Дидье Ковеларт - Принцип Полины
«Я не открыл Бога, — писал он мне, — но открыл человека, и зрелище оказалось не из приятных. Только светская молитва и искупительные действия, — заключал он, — еще могут спасти французское общество». Я отвечал, посылая ему шоколад, комиксы и кассеты с Луи де Фюнесом. На сопроводительных карточках писал коротко «Мужайся» или «Однажды одна книга воздаст тебе по справедливости». Этот намек Максим оставлял без ответа. Я надеялся, что он достаточно ясен, чтобы помочь ему продержаться. Моим истинным ответом на его письма была вымышленная жизнь, которую я ему дарил исходя из своих воспоминаний.
Я заканчивал девятую главу, когда узнал из новостей о кончине Робера Сонназа, найденного мертвым за рулем своей машины, — он покончил с собой, пустив себе пулю в лоб. По официальной версии президент Генерального совета хотел избежать последствий «долгой болезни». Три дня спустя я получил записку от Максима:
Не вздумай НИЧЕГО публиковать! Расклад изменился. Забудь нас.
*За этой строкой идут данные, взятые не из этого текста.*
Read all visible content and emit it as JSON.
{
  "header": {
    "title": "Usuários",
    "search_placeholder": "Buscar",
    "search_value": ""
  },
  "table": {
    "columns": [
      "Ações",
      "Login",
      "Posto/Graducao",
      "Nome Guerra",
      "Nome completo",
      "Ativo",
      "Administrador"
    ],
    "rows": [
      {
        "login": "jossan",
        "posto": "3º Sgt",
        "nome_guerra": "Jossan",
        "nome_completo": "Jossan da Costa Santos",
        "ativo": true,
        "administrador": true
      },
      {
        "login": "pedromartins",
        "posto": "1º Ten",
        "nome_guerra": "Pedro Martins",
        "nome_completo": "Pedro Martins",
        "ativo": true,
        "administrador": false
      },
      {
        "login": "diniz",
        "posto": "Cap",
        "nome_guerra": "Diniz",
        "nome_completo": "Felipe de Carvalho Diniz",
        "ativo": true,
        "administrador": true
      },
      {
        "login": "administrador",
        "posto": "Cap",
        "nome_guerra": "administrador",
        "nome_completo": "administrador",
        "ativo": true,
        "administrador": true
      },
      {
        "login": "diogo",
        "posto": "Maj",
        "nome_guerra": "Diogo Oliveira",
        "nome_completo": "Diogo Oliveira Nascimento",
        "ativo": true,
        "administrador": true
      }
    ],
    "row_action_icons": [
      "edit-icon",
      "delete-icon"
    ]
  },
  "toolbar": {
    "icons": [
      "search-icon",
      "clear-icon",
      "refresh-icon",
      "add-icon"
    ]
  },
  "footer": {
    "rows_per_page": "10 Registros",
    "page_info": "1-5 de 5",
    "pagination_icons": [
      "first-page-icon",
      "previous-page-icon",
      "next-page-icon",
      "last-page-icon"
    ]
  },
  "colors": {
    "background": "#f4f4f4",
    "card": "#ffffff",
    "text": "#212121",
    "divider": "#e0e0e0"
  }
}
Небо обрушилось на меня. Я запер в ящик стола рукопись, которая могла навредить узнику.
И постарался, как он просил, выбросить его из головы. Так или иначе, помимо этого повествования, отныне для меня запретного, мне нечего было ждать от моих героев. Два письма, посланных Полине на адрес Оксфордского университета, вернулись. Адресат неизвестен. Надо полагать, она отказалась от своей мечты, сломленная осуждением Максима. И наверное, последовала за ним на остров Ре, а он в конце концов согласился на супружеские отношения в комнате для свиданий. Отсюда, по всей вероятности, и множественное число: забудь нас.
А вот от мадам Вуазен я получил весточку, она приглашала меня на закрытие своего магазина. «Мой сын открывает на его месте парикмахерский салон, — написала она на клочке картона. — На дружескую память об уходящем мире».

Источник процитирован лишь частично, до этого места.